Two such cycles have run their course in my lifetime. The New Deal, 1932-1974, during forty years of depression, world war, and Cold War, constructed a new industrial state, more egalitarian and welfare-oriented than before. The project ended with the collapse of the Nixon administration amid the Watergate scandal. (The FBI played a part in that turning point as well as this one.) Almost immediately a new project began. Deregulation commenced with the Ford and Carter interregnums (financial and transportation respectively), just as Trump has now set some part of the agenda for what comes next.
The epoch I am calling Morning in America, 1980-2016, began with the election of Ronald Reagan in 1980 (though the phrase didn’t surface until his successful campaign for a second term). The optative mood prevailed through the administrations of George H. W. Bush, Bill Clinton, George W. Bush, and Barack Obama, with variations according to the temperament of the leaders more than to the temper of the times. The Cold War was over. Capitalism was triumphant. Markets ruled a unipolar world, with an occasional assist from American military power. Thirty-five years of this “new world order” ended in 2016 with Trump’s MAGA spiel aimed at those who had been left behind.
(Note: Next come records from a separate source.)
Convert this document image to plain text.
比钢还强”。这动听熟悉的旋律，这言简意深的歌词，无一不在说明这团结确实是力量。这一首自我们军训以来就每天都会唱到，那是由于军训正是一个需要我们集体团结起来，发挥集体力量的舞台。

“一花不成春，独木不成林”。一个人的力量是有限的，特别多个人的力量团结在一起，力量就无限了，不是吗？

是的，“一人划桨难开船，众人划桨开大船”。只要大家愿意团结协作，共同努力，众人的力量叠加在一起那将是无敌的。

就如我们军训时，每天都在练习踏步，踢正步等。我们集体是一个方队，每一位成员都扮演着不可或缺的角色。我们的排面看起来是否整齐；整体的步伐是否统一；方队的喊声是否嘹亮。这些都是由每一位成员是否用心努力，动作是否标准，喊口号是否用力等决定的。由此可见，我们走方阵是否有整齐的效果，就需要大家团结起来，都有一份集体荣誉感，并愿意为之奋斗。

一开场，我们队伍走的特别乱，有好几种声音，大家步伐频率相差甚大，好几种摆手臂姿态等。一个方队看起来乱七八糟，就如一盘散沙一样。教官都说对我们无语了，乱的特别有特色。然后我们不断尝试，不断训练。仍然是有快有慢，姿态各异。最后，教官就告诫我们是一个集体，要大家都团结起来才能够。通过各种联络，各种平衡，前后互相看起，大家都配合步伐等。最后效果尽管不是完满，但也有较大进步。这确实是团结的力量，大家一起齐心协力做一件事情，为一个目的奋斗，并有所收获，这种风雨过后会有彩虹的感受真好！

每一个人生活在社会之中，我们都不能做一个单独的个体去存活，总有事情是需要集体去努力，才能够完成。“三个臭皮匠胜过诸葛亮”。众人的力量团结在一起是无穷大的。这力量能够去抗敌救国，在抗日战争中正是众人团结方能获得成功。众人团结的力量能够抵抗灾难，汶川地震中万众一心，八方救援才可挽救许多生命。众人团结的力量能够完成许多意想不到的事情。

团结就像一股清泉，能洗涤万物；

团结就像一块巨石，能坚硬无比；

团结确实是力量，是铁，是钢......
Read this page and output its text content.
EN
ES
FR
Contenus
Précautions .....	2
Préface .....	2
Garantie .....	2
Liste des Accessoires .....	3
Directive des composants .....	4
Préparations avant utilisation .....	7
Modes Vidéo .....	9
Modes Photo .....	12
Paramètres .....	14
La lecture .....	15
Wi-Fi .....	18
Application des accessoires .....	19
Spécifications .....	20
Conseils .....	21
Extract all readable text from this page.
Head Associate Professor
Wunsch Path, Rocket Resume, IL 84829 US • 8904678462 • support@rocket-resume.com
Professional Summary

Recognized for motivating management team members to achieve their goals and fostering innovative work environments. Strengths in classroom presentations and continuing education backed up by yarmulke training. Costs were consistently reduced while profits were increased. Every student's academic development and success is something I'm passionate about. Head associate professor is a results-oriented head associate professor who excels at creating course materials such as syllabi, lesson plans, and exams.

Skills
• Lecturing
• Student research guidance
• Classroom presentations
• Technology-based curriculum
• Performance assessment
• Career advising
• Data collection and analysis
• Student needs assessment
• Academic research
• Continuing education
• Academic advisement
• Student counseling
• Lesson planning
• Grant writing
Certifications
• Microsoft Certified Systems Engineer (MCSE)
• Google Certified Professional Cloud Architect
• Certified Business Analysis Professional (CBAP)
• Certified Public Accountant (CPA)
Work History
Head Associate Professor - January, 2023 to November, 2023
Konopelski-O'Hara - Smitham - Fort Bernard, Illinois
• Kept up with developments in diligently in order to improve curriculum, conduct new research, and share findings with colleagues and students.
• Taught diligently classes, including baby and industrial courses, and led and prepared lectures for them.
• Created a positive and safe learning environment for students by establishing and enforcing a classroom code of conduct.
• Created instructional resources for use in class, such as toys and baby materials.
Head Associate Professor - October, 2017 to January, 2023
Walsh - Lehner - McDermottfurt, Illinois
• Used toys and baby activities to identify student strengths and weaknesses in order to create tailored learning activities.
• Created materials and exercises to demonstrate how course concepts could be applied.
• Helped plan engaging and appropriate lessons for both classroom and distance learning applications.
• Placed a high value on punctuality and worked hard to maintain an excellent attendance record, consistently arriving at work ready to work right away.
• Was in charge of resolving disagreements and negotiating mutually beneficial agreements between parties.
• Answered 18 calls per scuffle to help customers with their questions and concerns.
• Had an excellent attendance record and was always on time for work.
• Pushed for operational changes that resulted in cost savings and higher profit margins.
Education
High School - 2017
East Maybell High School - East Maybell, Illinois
What might happen next? The Democrats have advantages. They have tackled America’s two biggest problems – health care reform and, prospectively, at least, energy policy related to climate change. Control of the Senate may pass to them after 2022. The Republicans have extensive rebuilding to do before they can hope to address persuasively the problems of the years ahead, but remember: Obamacare was based on a Republican plan, and a revenue- neutral carbon tax is a Republican proposal
Will the Dems have a problem with their progressives? Just wait for the GOP’s Ever-Trumps to take the stage. The party that first finds a candidate capable of attracting a significant fraction of voters from the other side, in 2024 or 2028, will chart the nation’s course for the next forty years. Let’s hope the next involvement involves a little less of everything and a little more sympathy for the views of others.